Unfounded challenges to an employer's proffered evidence of legitimate justifications, however, will not carry an employee's burden of opposing an employer's motion for summary judgment in a Title VII case. In Hankins v. Temple University, 829 F.2d 437 (3d Cir. 1987), the plaintiff made out a prima facie case that her termination from a hospital fellowship was due to sex and race. The defendant adduced evidence that plaintiff's poor performance caused her termination, and defendant moved for summary judgment. The district court granted the motion, and the court of appeals affirmed, despite contentions from the plaintiff that her supervisors treated her differently than they did men.
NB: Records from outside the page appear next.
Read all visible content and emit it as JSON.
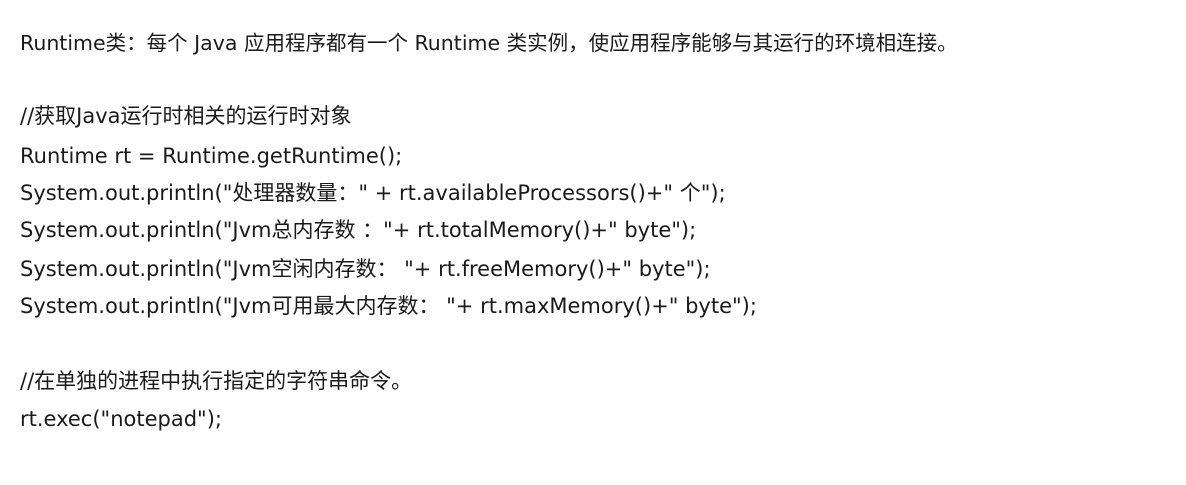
{
  "document": {
    "intro": "Runtime类：每个 Java 应用程序都有一个 Runtime 类实例，使应用程序能够与其运行的环境相连接。",
    "comment_get_runtime": "//获取Java运行时相关的运行时对象",
    "code_lines": [
      "Runtime rt = Runtime.getRuntime();",
      "System.out.println(\"处理器数量：\" + rt.availableProcessors()+\" 个\");",
      "System.out.println(\"Jvm总内存数 ：\"+ rt.totalMemory()+\" byte\");",
      "System.out.println(\"Jvm空闲内存数： \"+ rt.freeMemory()+\" byte\");",
      "System.out.println(\"Jvm可用最大内存数： \"+ rt.maxMemory()+\" byte\");"
    ],
    "comment_exec": "//在单独的进程中执行指定的字符串命令。",
    "exec_line": "rt.exec(\"notepad\");"
  }
}
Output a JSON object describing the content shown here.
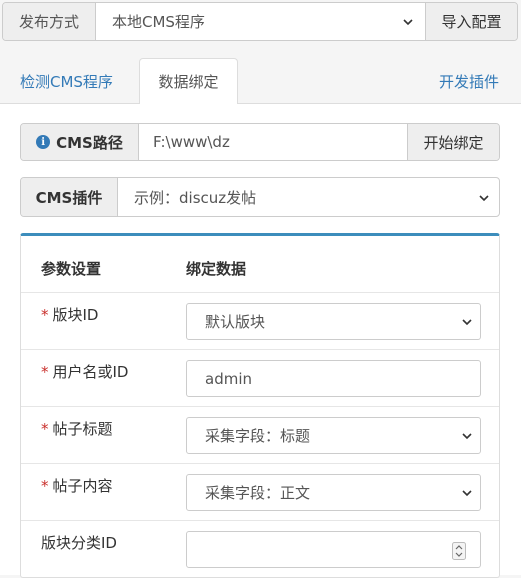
{
  "publish": {
    "label": "发布方式",
    "selected": "本地CMS程序",
    "import_button": "导入配置"
  },
  "tabs": [
    {
      "label": "检测CMS程序"
    },
    {
      "label": "数据绑定"
    },
    {
      "label": "开发插件"
    }
  ],
  "cms_path": {
    "label": "CMS路径",
    "value": "F:\\www\\dz",
    "button": "开始绑定"
  },
  "cms_plugin": {
    "label": "CMS插件",
    "selected": "示例：discuz发帖"
  },
  "table": {
    "headers": [
      "参数设置",
      "绑定数据"
    ],
    "rows": [
      {
        "required": "*",
        "label": "版块ID",
        "value": "默认版块",
        "type": "select"
      },
      {
        "required": "*",
        "label": "用户名或ID",
        "value": "admin",
        "type": "text"
      },
      {
        "required": "*",
        "label": "帖子标题",
        "value": "采集字段：标题",
        "type": "select"
      },
      {
        "required": "*",
        "label": "帖子内容",
        "value": "采集字段：正文",
        "type": "select"
      },
      {
        "required": "",
        "label": "版块分类ID",
        "value": "",
        "type": "number"
      }
    ]
  },
  "colors": {
    "link": "#337ab7",
    "required": "#c9302c",
    "panel_accent": "#3c8dbc"
  }
}
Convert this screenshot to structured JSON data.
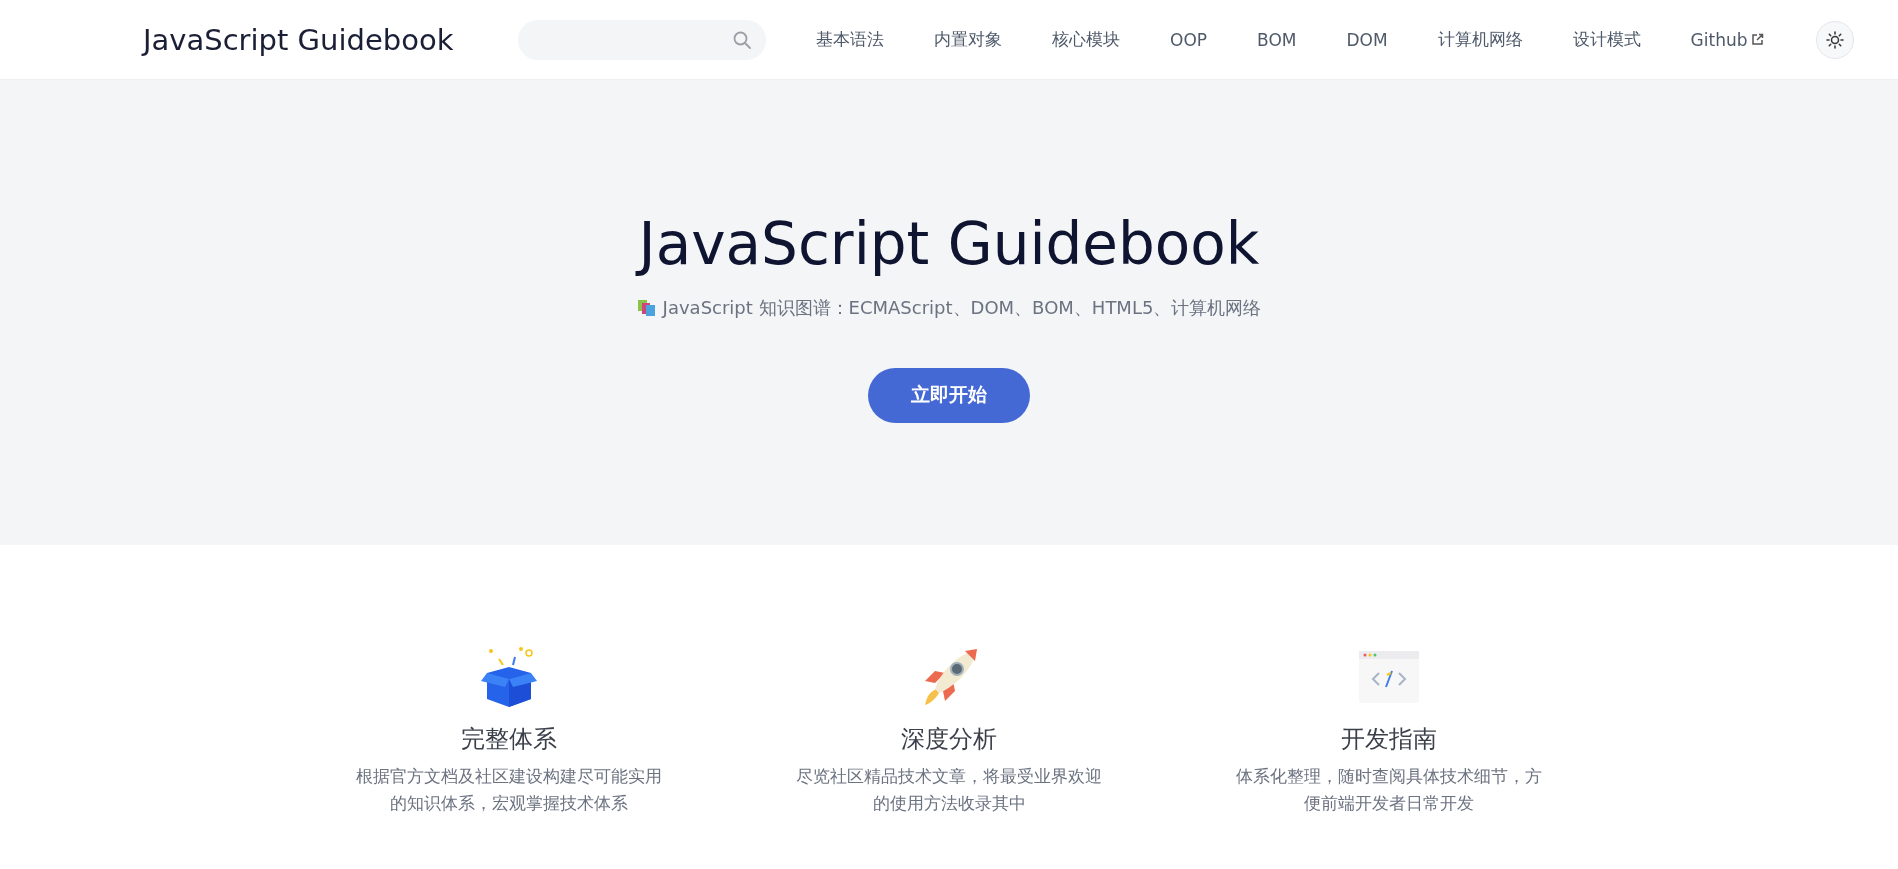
{
  "header": {
    "site_title": "JavaScript Guidebook",
    "nav": [
      {
        "label": "基本语法",
        "kind": "link"
      },
      {
        "label": "内置对象",
        "kind": "link"
      },
      {
        "label": "核心模块",
        "kind": "link"
      },
      {
        "label": "OOP",
        "kind": "link"
      },
      {
        "label": "BOM",
        "kind": "link"
      },
      {
        "label": "DOM",
        "kind": "link"
      },
      {
        "label": "计算机网络",
        "kind": "link"
      },
      {
        "label": "设计模式",
        "kind": "link"
      },
      {
        "label": "Github",
        "kind": "external"
      }
    ]
  },
  "hero": {
    "title": "JavaScript Guidebook",
    "tagline": "JavaScript 知识图谱：ECMAScript、DOM、BOM、HTML5、计算机网络",
    "action": "立即开始"
  },
  "features": [
    {
      "kind": "box",
      "title": "完整体系",
      "description": "根据官方文档及社区建设构建尽可能实用的知识体系，宏观掌握技术体系"
    },
    {
      "kind": "rocket",
      "title": "深度分析",
      "description": "尽览社区精品技术文章，将最受业界欢迎的使用方法收录其中"
    },
    {
      "kind": "code",
      "title": "开发指南",
      "description": "体系化整理，随时查阅具体技术细节，方便前端开发者日常开发"
    }
  ]
}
For each instance of disparate treatment, the court found an undisputed legitimate justification based on the employees' individual experience and skills. 829 F.2d at 441-443. The court concluded that, at best, plaintiff raised the possibilities that her supervisors were mistaken in the appraisal of her skills or that personality conflicts lay behind some of plaintiff's difficulties at work. Id. at 443. Neither of these possibilities sufficed to carry plaintiff's burden.
Sorba v. Pennsylvania Drilling Co., Inc., 821 F.2d 200 (3d Cir. 1987), illuminates the intersection of Chipollini and Hankins. As in Chipollini, the court reversed a grant of summary judgment for the defendant because the district court had undervalued evidence that the plaintiff's employers did not really believe that plaintiff's work was unsatisfactory. 821 F.2d at 205. However, the court of appeals stressed that whether in fact plaintiff's performance was good or bad is not the issue in a discrimination case:
This is not to say that the jury must decide the poor results were, in fact, Sorba's fault. The jury must only assess the employer's credibility with respect to its proffered reason. The jury need only decide whether the employer dismissed Sorba because of reports from his supervisors that they believed Sorba to be responsible for the poor results.